Добавим, что беспримерный приказ префекта Жиске, предписывавший врачам выдавать раненых полиции, возмутил не только общественное мнение, но даже самого короля, и для раненых это всеобщее негодование послужило лучшей защитой и охраной; за исключением тех, кто был захвачен на поле боя, военные трибуналы не осмелились никого привлекать к ответственности. Поэтому Мариуса оставили в покое.

Жильнорман прошел все стадии отчаяния, а затем бурной радости. Его с большим трудом отговорили проводить возле раненого ночи напролет; он велел поставить свое большое кресло рядом с постелью Мариуса; он требовал, чтобы дочь употребила на компрессы и бинты самое лучшее белье, какое было в доме. Мадмуазель Жильнорман, как особа рассудительная и умудренная годами, нашла способ припрятать тонкое белье, оставив старика в убеждении, что его приказание исполнено. Жильнорман и слышать не хотел, будто грубый холст пригоднее для корпии, чем батист, и изношенное полотно лучше нового. Он неизменно присутствовал при перевязках, во время которых девица Жильнорман стыдливо удалялась «Ай! Ай!» – вскрикивал он, когда при нем отрезали ножницами омертвелую ткань. Трогательно было видеть, как он протягивал раненому чашку с лекарственным питьем своей дрожащей старческой рукой. Он забрасывал доктора вопросами, не замечая, что постоянно задает одни и те же.
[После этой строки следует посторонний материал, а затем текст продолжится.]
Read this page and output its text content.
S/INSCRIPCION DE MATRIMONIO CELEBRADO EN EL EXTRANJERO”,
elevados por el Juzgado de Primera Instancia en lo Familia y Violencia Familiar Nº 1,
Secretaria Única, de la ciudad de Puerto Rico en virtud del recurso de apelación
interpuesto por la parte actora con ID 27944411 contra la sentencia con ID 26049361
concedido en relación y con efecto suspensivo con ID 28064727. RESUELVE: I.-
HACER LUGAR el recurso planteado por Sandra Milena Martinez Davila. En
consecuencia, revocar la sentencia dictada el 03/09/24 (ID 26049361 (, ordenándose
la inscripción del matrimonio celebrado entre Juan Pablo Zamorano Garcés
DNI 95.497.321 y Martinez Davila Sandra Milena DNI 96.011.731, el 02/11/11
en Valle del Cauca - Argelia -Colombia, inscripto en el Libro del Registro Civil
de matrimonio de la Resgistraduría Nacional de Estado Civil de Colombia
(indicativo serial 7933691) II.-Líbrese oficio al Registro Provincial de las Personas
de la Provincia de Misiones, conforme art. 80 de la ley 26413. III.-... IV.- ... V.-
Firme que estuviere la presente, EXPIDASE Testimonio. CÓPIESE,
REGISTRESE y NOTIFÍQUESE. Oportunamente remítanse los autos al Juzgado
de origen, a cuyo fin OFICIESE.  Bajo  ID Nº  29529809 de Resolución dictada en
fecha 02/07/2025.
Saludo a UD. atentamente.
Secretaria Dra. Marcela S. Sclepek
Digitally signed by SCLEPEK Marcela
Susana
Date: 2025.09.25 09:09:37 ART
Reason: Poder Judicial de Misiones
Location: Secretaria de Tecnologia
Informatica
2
В тот день, когда врач объявил, что Мариус вне опасности, старик совсем обезумел от счастья. На радостях он подарил привратнику три луидора. Вечером в своей спальне он протанцевал гавот, прищелкивая пальцами вместо кастаньет и напевая песенку:

Жанна родом из Бордо,
Всех пастушек там гнездо.
Если Жанну видел раз, Ты увяз.
Плут Амур в нее вселился,
В глазках Жанны притаился,
Там раскинул сеть хитрец
Для сердец.
Как Диану, я пою
Жанну резвую мою.
С Жанной век свой коротать —
Благодать.

После этого Жильнорман преклонил колени на скамеечке, и Баску, который следил за ним через полуоткрытую дверь, послышалось, будто он молится.

До этих пор он совсем не верил в бога.

При каждом новом признаке выздоровления, все более и более несомненного, старец становился все сумасброднее. Он совершал множество беспричинных поступков, ища выхода для своей бурной радости, бегал вверх и вниз по лестницам, сам не зная, зачем. Одна из соседок, правда, прехорошенькая, как-то утром была совершенно поражена, получив огромный букет цветов, его прислал Жильнорман. Муж устроил ей сцену ревности. Жильнорман даже порывался сажать к себе на колени Николетту. Он называл Мариуса «господином бароном». Он кричал: «Да здравствует республика!»

Каждую минуту он приставал к доктору с вопросом: «Не правда ли, опасность миновала?» Он смотрел на Мариуса с нежностью бабушки. Он боялся дохнуть, когда Мариуса кормили. Он не помнил себя, не считался с собой. Хозяином дома был Мариус; радость старика была похожа на самоотречение, он стал внуком своего внука.

При всем сумасбродстве, это было самое благонравное дитя на свете. Боясь утомить или наскучить выздоравливающему, он становился позади него и молча ему улыбался. Он был доволен, весел, счастлив, обворожителен, он помолодел. Седые волосы придавали его сияющему лицу кроткое величие. Когда радость озаряет лицо, изборожденное морщинами, она достойна преклонения. В улыбке старости есть отсвет утренней зари.

А Мариус, не противясь перевязкам, рассеянно принимал заботы о себе и был поглощен одной лишь мыслью – о Козетте.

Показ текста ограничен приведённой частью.